Cadavers donated to Idaho State University not received

Associated Press

POCATELLO, Idaho – Bodies that were to be donated to Idaho State University for educational purposes have not been received by the school, officials said, as several agencies investigate the funeral home that was supposed to be facilitating the donations.

Police searched Downard Funeral Home in Pocatello on Friday, two days after a state licensing inspector reported finding a decomposing body at the business, the Idaho State Journal reported.

Lance Peck, who purchased the funeral home in 2007, surrendered his licenses to operate the business on Wednesday, Idaho’s Division of Occupational and Professional Licenses said. Peck did not return several requests by the newspaper for comment about the investigation. A phone message left at the funeral home Sunday was not immediately returned.

Peck has a history of licensing violations, including failing to donate the remains of a person who died in 2012 to Idaho State University, the licensing agency said.

Police reported finding several unrefrigerated bodies and several fetuses in their search of the funeral home on Friday, but declined to say how many.

The Ada County Coroner’s Office brought its mass casualty refrigeration trailer to Pocatello to store some of the remains while those that could be identified were transferred to other funeral homes, who would notify families, police said.
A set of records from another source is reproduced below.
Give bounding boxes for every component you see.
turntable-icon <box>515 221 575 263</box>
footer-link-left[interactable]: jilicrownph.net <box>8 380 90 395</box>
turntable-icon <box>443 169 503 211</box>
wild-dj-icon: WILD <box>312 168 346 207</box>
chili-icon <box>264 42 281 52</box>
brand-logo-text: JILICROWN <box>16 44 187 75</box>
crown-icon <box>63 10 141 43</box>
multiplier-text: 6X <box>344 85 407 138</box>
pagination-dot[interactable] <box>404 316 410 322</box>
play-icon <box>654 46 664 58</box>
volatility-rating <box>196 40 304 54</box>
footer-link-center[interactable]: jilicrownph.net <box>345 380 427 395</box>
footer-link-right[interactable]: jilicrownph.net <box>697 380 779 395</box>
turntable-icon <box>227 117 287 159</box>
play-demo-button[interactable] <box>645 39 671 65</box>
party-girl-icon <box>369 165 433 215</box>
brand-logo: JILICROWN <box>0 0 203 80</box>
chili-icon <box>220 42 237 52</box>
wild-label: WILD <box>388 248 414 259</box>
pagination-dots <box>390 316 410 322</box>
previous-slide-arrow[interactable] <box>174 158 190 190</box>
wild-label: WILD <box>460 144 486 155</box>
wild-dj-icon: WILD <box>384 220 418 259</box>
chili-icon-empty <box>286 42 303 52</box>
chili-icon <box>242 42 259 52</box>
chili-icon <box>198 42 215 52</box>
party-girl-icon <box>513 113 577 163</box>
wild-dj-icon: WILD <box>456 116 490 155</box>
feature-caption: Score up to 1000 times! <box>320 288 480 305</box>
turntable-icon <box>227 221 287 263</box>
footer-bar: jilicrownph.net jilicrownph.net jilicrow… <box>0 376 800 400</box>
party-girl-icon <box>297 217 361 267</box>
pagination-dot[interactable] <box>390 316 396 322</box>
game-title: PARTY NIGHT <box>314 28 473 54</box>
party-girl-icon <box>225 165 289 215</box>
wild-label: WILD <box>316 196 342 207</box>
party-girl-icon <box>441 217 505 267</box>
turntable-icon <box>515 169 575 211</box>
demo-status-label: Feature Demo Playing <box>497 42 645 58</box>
“We know there are a lot of unanswered questions about the case,” Pocatello Police Chief Roger Schei stated in a statement. “Our department has those same questions.”

Idaho State University had received anatomical donations through Downard Funeral Home dating back to 1996 and received an average of eight donations each year, ISU spokesperson Stuart Summers said. Cadavers can be kept for up to four years before being returned to the funeral home, according to the university’s anatomical donation program.

However from 2008 to 2020, ISU received nine total donations despite an exclusive agreement with Downard to handle the donations. There were two three-year periods in which ISU did not receive any anatomical donations, Summers said.

ISU entered into a relationship with the University of Utah to obtain anatomical body donations, Summers said, before setting up a donation agreement with another funeral home.

“When (ISU) began working with Wilks Funeral Home, the university notified individuals who had filed an intent-to-donate form of the change. In the process, the university learned some families believed the remains of their deceased loved ones had already been donated to Idaho State University through Downard Funeral Home, but the university had no records of these donations,” Summers told the newspaper.

ISU returned its final five anatomical donations to Downard Funeral Home in April 2017. About four years later, one of the families contacted the university to report they had not received their loved one’s remains from the funeral home, Summers said.

Idaho State University’s audited its records and dealings with Downard Funeral Home last fall and found “multiple causes of concern,” Summers said. The university filed a formal complaint with the Bannock County Prosecuting Attorney’s Office, Pocatello Police and the Idaho Division of Occupational and Professional Licenses this spring.

That investigation continues, said Bannock County Prosecutor Steve Herzog.

As of Friday, no charges had been filed and no one was in custody in connection to the investigation, authorities said.

Peck has faced other licensing violations.

In 2016, he was placed on probation for two years over allegedly performing 100 cremations without a license from November 2014 through June 2015.

In 2018, he was placed on probation for two years after telling a family their loved one’s remains would be donated to a forensic canine program that trains search dogs, but the program did not receive the remains. Peck eventually found the person’s cremains in his crematory in November 2017, the Idaho Division of Occupational and Professional Licenses reported.